If the latter is the only way, then deployment slots might as well just be another web app, right? A web app for staging and a web app for prod, to alleviate any confusion slots cause because of how they are represented in the portal..

2
At the end of the day slot is just another web app. You can use app settings to stick the db to a particular slot.Kaushal Kumar Panday
Doesn't really answer the question though- while I appreciate that a slot is just another web app that enjoys a "click to exchange responsibilities" role with a production app, I want to know what mechanisms exist to make it perform its intended function in a context where database migrations existCaius Jard

2 Answers

26
votes

It is possible to have a single production database shared by staging and production Azure App Service slots, and still having zero-downtime deployments.

To do this, you need to ensure that all your migrations are backwards compatible, such that the current and new versions of the web app can run simultaneously with the same database. This means you can deploy to the staging slot, perform your smoke tests against the production database, then swap the staging slot for the production slot.

Some rules that allow this to work:

  • New columns should be nullable or have a default value set
  • Columns cannot be dropped
  • Columns cannot be renamed

When you do need to make a destructive changes, such as dropping a column, you need to have 2 releases:

  1. A release that removes the dependency from the web app
  2. A release that performs the change to the database schema

This sounds like a pain, but in practice you probably won't find yourself making destructive changes that often.

2
votes

I have recently been solving a similar problem. My situation is easier in the way that I only deploy to content holding databases while the data gathering are standing aside and not being touched (will be challenging once we have to upgrade them).

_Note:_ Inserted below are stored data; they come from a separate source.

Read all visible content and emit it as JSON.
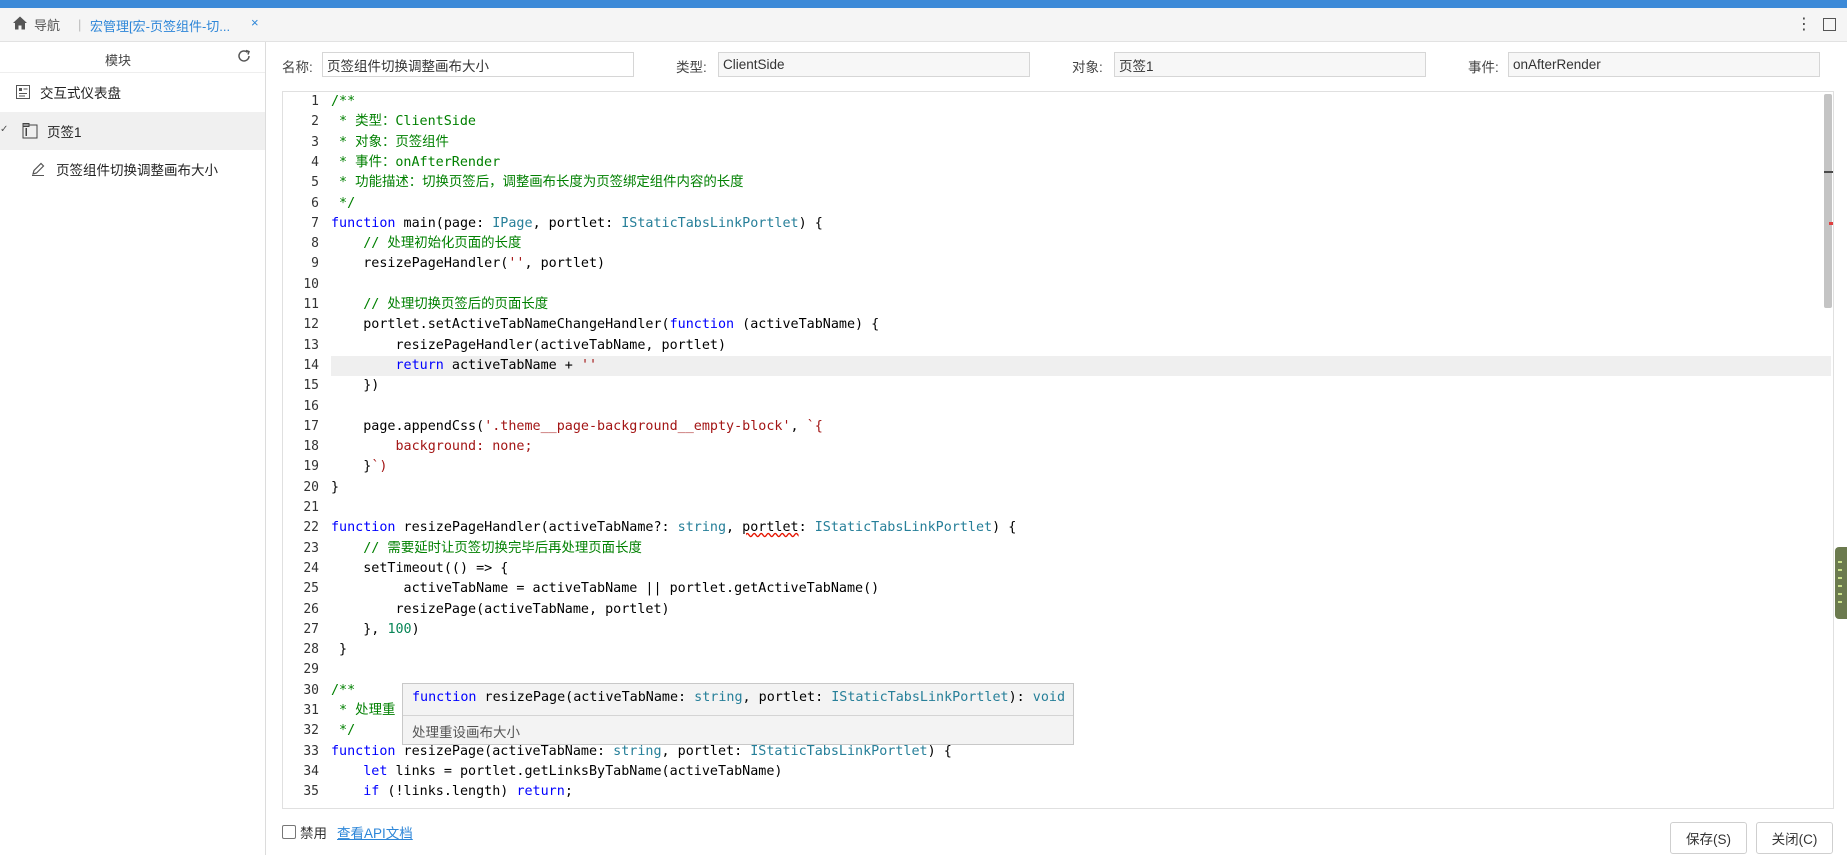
{
  "topbar": {
    "home_label": "导航",
    "active_tab": "宏管理[宏-页签组件-切...",
    "close_glyph": "×"
  },
  "sidebar": {
    "title": "模块",
    "items": [
      {
        "label": "交互式仪表盘",
        "icon": "dashboard-icon"
      },
      {
        "label": "页签1",
        "icon": "tab-page-icon"
      },
      {
        "label": "页签组件切换调整画布大小",
        "icon": "script-pen-icon"
      }
    ]
  },
  "fields": {
    "name_label": "名称:",
    "name_value": "页签组件切换调整画布大小",
    "type_label": "类型:",
    "type_value": "ClientSide",
    "object_label": "对象:",
    "object_value": "页签1",
    "event_label": "事件:",
    "event_value": "onAfterRender"
  },
  "editor": {
    "line_numbers": [
      "1",
      "2",
      "3",
      "4",
      "5",
      "6",
      "7",
      "8",
      "9",
      "10",
      "11",
      "12",
      "13",
      "14",
      "15",
      "16",
      "17",
      "18",
      "19",
      "20",
      "21",
      "22",
      "23",
      "24",
      "25",
      "26",
      "27",
      "28",
      "29",
      "30",
      "31",
      "32",
      "33",
      "34",
      "35"
    ],
    "lines": [
      "/**",
      " * 类型：ClientSide",
      " * 对象：页签组件",
      " * 事件：onAfterRender",
      " * 功能描述：切换页签后，调整画布长度为页签绑定组件内容的长度",
      " */",
      "function main(page: IPage, portlet: IStaticTabsLinkPortlet) {",
      "    // 处理初始化页面的长度",
      "    resizePageHandler('', portlet)",
      "",
      "    // 处理切换页签后的页面长度",
      "    portlet.setActiveTabNameChangeHandler(function (activeTabName) {",
      "        resizePageHandler(activeTabName, portlet)",
      "        return activeTabName + ''",
      "    })",
      "",
      "    page.appendCss('.theme__page-background__empty-block', `{",
      "        background: none;",
      "    }`)",
      "}",
      "",
      "function resizePageHandler(activeTabName?: string, portlet: IStaticTabsLinkPortlet) {",
      "    // 需要延时让页签切换完毕后再处理页面长度",
      "    setTimeout(() => {",
      "         activeTabName = activeTabName || portlet.getActiveTabName()",
      "        resizePage(activeTabName, portlet)",
      "    }, 100)",
      " }",
      "",
      "/**",
      " * 处理重",
      " */",
      "function resizePage(activeTabName: string, portlet: IStaticTabsLinkPortlet) {",
      "    let links = portlet.getLinksByTabName(activeTabName)",
      "    if (!links.length) return;"
    ]
  },
  "tooltip": {
    "signature": "function resizePage(activeTabName: string, portlet: IStaticTabsLinkPortlet): void",
    "doc": "处理重设画布大小"
  },
  "footer": {
    "disable_label": "禁用",
    "api_link": "查看API文档",
    "save_button": "保存(S)",
    "close_button": "关闭(C)"
  },
  "colors": {
    "accent": "#2d86d8",
    "top_stripe": "#3c8ad8",
    "keyword": "#0000ff",
    "type": "#267f99",
    "string": "#a31515",
    "comment": "#008000"
  }
}
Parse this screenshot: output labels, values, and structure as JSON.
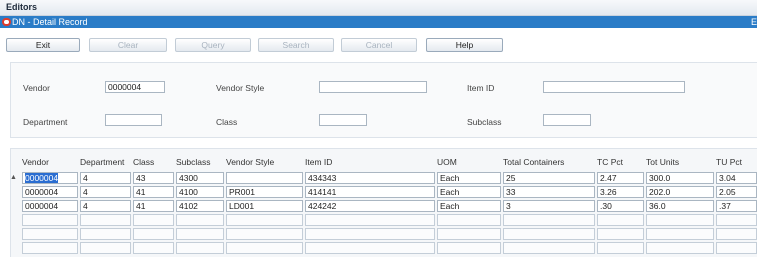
{
  "tabbar": {
    "tab_label": "Editors"
  },
  "titlebar": {
    "title": "DN - Detail Record",
    "edge_glyph": "E"
  },
  "toolbar": {
    "buttons": [
      {
        "label": "Exit",
        "enabled": true
      },
      {
        "label": "Clear",
        "enabled": false
      },
      {
        "label": "Query",
        "enabled": false
      },
      {
        "label": "Search",
        "enabled": false
      },
      {
        "label": "Cancel",
        "enabled": false
      },
      {
        "label": "Help",
        "enabled": true
      }
    ]
  },
  "form": {
    "vendor_label": "Vendor",
    "vendor_value": "0000004",
    "vendor_style_label": "Vendor Style",
    "vendor_style_value": "",
    "item_id_label": "Item ID",
    "item_id_value": "",
    "department_label": "Department",
    "department_value": "",
    "class_label": "Class",
    "class_value": "",
    "subclass_label": "Subclass",
    "subclass_value": ""
  },
  "grid": {
    "row_indicator": "▲",
    "columns": [
      "Vendor",
      "Department",
      "Class",
      "Subclass",
      "Vendor Style",
      "Item ID",
      "UOM",
      "Total Containers",
      "TC Pct",
      "Tot Units",
      "TU Pct"
    ],
    "rows": [
      [
        "0000004",
        "4",
        "43",
        "4300",
        "",
        "434343",
        "Each",
        "25",
        "2.47",
        "300.0",
        "3.04"
      ],
      [
        "0000004",
        "4",
        "41",
        "4100",
        "PR001",
        "414141",
        "Each",
        "33",
        "3.26",
        "202.0",
        "2.05"
      ],
      [
        "0000004",
        "4",
        "41",
        "4102",
        "LD001",
        "424242",
        "Each",
        "3",
        ".30",
        "36.0",
        ".37"
      ]
    ],
    "empty_rows": 3
  },
  "colors": {
    "title_bar": "#2a7cc7",
    "selection": "#2a6dd1",
    "close_dot": "#e03b2b"
  }
}
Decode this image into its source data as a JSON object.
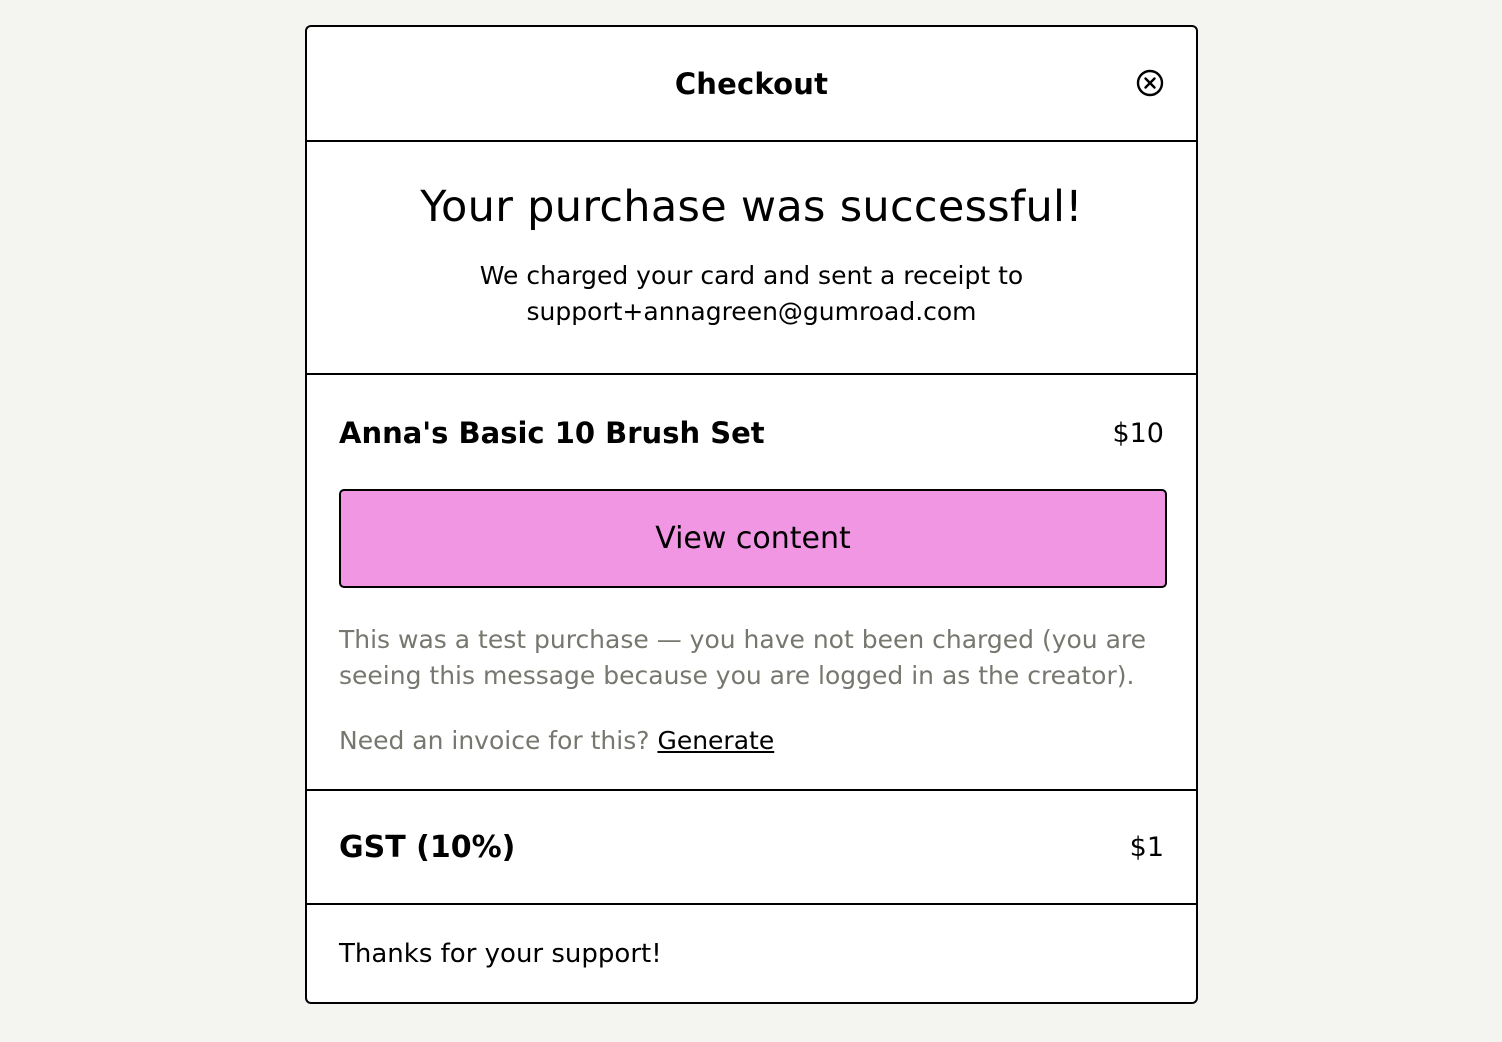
{
  "header": {
    "title": "Checkout",
    "close_icon": "close-circle-icon"
  },
  "success": {
    "title": "Your purchase was successful!",
    "message": "We charged your card and sent a receipt to support+annagreen@gumroad.com"
  },
  "product": {
    "name": "Anna's Basic 10 Brush Set",
    "price": "$10",
    "view_button_label": "View content",
    "test_note": "This was a test purchase — you have not been charged (you are seeing this message because you are logged in as the creator).",
    "invoice_prompt": "Need an invoice for this?",
    "invoice_link": "Generate"
  },
  "tax": {
    "label": "GST (10%)",
    "amount": "$1"
  },
  "footer": {
    "thanks": "Thanks for your support!"
  },
  "colors": {
    "page_background": "#f4f4f0",
    "button_pink": "#f096e3",
    "muted_text": "#777770"
  }
}
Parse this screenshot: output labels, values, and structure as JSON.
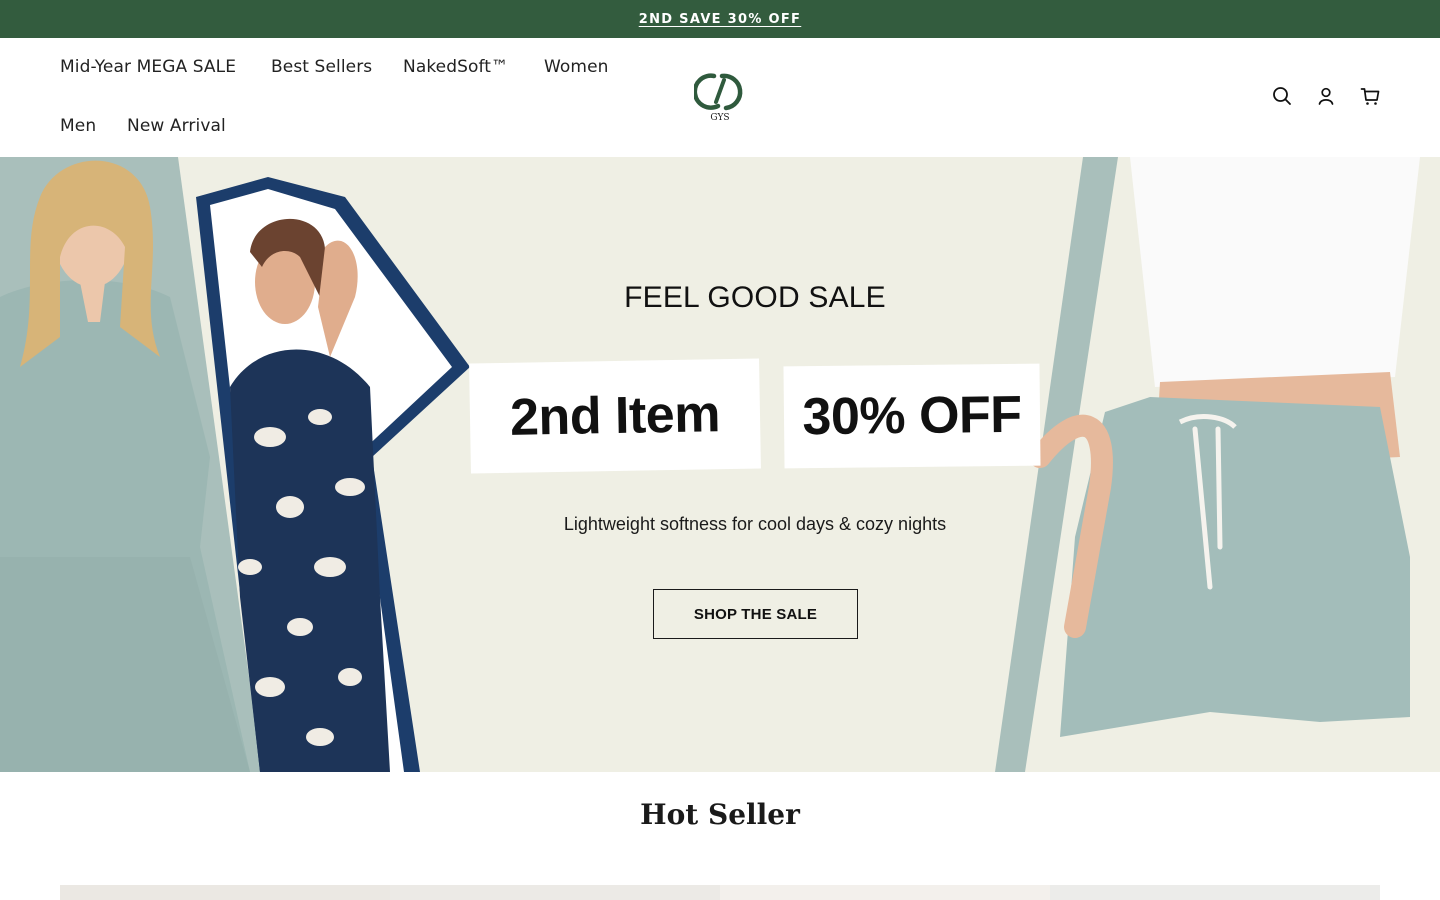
{
  "announcement": {
    "text": "2ND SAVE 30% OFF",
    "bg": "#335c3e"
  },
  "nav": {
    "items": [
      {
        "label": "Mid-Year MEGA SALE"
      },
      {
        "label": "Best Sellers"
      },
      {
        "label": "NakedSoft™"
      },
      {
        "label": "Women"
      },
      {
        "label": "Men"
      },
      {
        "label": "New Arrival"
      }
    ]
  },
  "logo": {
    "text": "GYS"
  },
  "header_icons": [
    "search-icon",
    "account-icon",
    "cart-icon"
  ],
  "hero": {
    "headline": "FEEL GOOD SALE",
    "tag_1": "2nd Item",
    "tag_2": "30% OFF",
    "subtitle": "Lightweight softness for cool days & cozy nights",
    "cta": "SHOP THE SALE",
    "bg": "#efefe4",
    "accent_sage": "#a9bfbb",
    "accent_navy": "#1c3d6b"
  },
  "hot_seller": {
    "title": "Hot Seller"
  }
}
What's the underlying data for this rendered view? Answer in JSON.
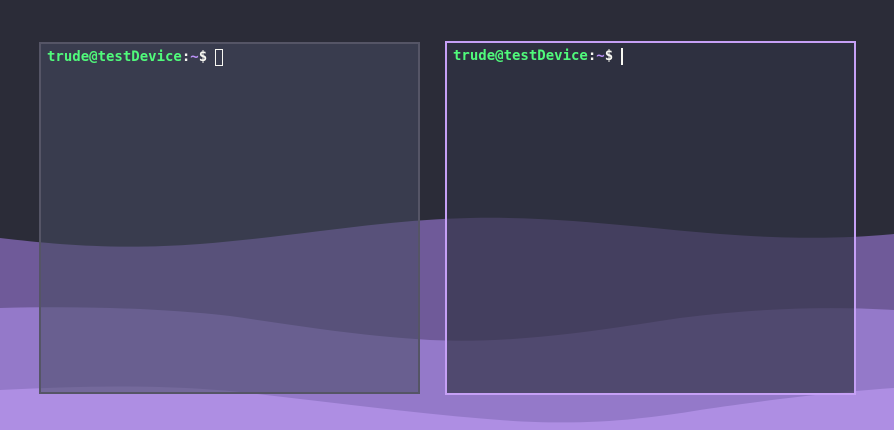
{
  "desktop": {
    "background_color": "#2b2c38",
    "wave_colors": [
      "#7b63a8",
      "#9a7ed0",
      "#b08ee4"
    ]
  },
  "terminals": [
    {
      "state": "inactive",
      "user_host": "trude@testDevice",
      "separator": ":",
      "path": "~",
      "symbol": "$",
      "cursor": "block-outline",
      "border_color": "#555566"
    },
    {
      "state": "focused",
      "user_host": "trude@testDevice",
      "separator": ":",
      "path": "~",
      "symbol": "$",
      "cursor": "bar",
      "border_color": "#c6a0f6"
    }
  ],
  "colors": {
    "user_host": "#50fa7b",
    "path": "#bd93f9",
    "text": "#f8f8f2"
  }
}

However, we came up with a solution that seems to be the best approach to us. We do slot deploy while having two sets of dbs in an elastic pool (what causes almost no extra cost for them), while each slot points to one set of dbs. When we do a deploy, we update code and the slot related databases, do testing to verify that it all works and then do the swap - the code and the db. It means that after the swap the code in the deployment slot goes live and it points to the dbs we have tested towards, while the previously live code and db set is not offline, ready for another deployment.

We can afford this comfort because the data in the dbs is purely under our control and therefore we can prevent to write the db between the deployment and the swap.

However, if your db is gathering data from the live application, you might consider to turn the app off for the time you do the upgrade, merge your live data to your staging db, upgrade your staging db (which already includes the latest data) and then do the swap. This seems to me to be the safest approach to prevent data loss. You can also migrate your staging db first and then turn the app off and do the data merge into the new schema, depends on the character of your app, without knowing your exact situation to give a generic advice is quite complicated here.

Hope these ideas helps you at least a bit, if you have figured out some better approach, I'm keen to hear about it.